Interesting story yesterday about plans for midwives to ask routine questions about female genital mutilation in ante-natal appointments. Generally women will not have vaginal examinations during their pregnancies, so unless the question is asked (and answered honestly) it’s impossible to know whether they have suffered FGM until they are examined during or after childbirth.

It’s not quite clear whether the main purpose of the new question is to identify women who might need additional support during childbirth (FGM can lead to complications) or whether it is to identify baby girls who may be at risk because they are born into families who have practiced FGM. Either way, midwives will need robust training and support to deal with the issue sensitively and ensure that women do not feel stigmatised and shut out from maternity care.

US research reveals widespread mistreatment of pregnant women

A study just published in the USA finds horrifying mistreatment of pregnant women based on misguided application of ‘pro-life’ laws.

The groundbreaking research reveals how attempts to create a separate legal entity for fetuses have led to arrests, detentions, and forced medical interventions on pregnant women.
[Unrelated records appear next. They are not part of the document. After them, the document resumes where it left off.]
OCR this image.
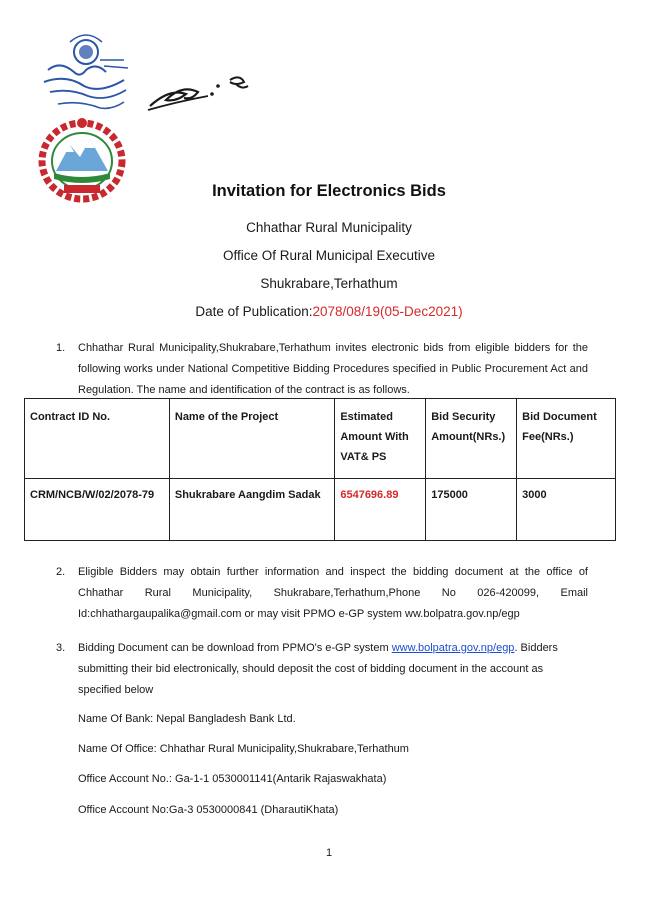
Invitation for Electronics Bids
Chhathar Rural Municipality
Office Of Rural Municipal Executive
Shukrabare,Terhathum
Date of Publication:2078/08/19(05-Dec2021)
1. Chhathar Rural Municipality,Shukrabare,Terhathum invites electronic bids from eligible bidders for the following works under National Competitive Bidding Procedures specified in Public Procurement Act and Regulation. The name and identification of the contract is as follows.
Contract ID No.	Name of the Project	Estimated Amount With VAT& PS	Bid Security Amount(NRs.)	Bid Document Fee(NRs.)
CRM/NCB/W/02/2078-79	Shukrabare Aangdim Sadak	6547696.89	175000	3000
2. Eligible Bidders may obtain further information and inspect the bidding document at the office of Chhathar Rural Municipality, Shukrabare,Terhathum,Phone No 026-420099, Email Id:chhathargaupalika@gmail.com or may visit PPMO e-GP system ww.bolpatra.gov.np/egp
3. Bidding Document can be download from PPMO's e-GP system www.bolpatra.gov.np/egp. Bidders submitting their bid electronically, should deposit the cost of bidding document in the account as specified below
Name Of Bank: Nepal Bangladesh Bank Ltd.
Name Of Office: Chhathar Rural Municipality,Shukrabare,Terhathum
Office Account No.: Ga-1-1 0530001141(Antarik Rajaswakhata)
Office Account No:Ga-3 0530000841 (DharautiKhata)
1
Co-authored by Lynn Paltrow at National Advocates for Pregnant Women, an inspirational organisation fighting hard to resist the rising incursions on pregnant women’s autonomy in the name of their unborn child.

Shocking report into use of force on pregnant immigration detainees

The Guardian has reported today on the UK Borders Agency refusal to stop its security contractors (the notorious G4S) using force to remove pregnant women from the UK. Pregnant women have reported being mistreated by G4S staff – including being pushed in the stomach and dragged around the floor.

The Prison Inspectorate reported on mistreatment in October and recommended that the use of force ceased.

Medical Justice, a charity investigating healthcare abuses in immigration detention, is doing great work about the treatment of pregnant women detainees.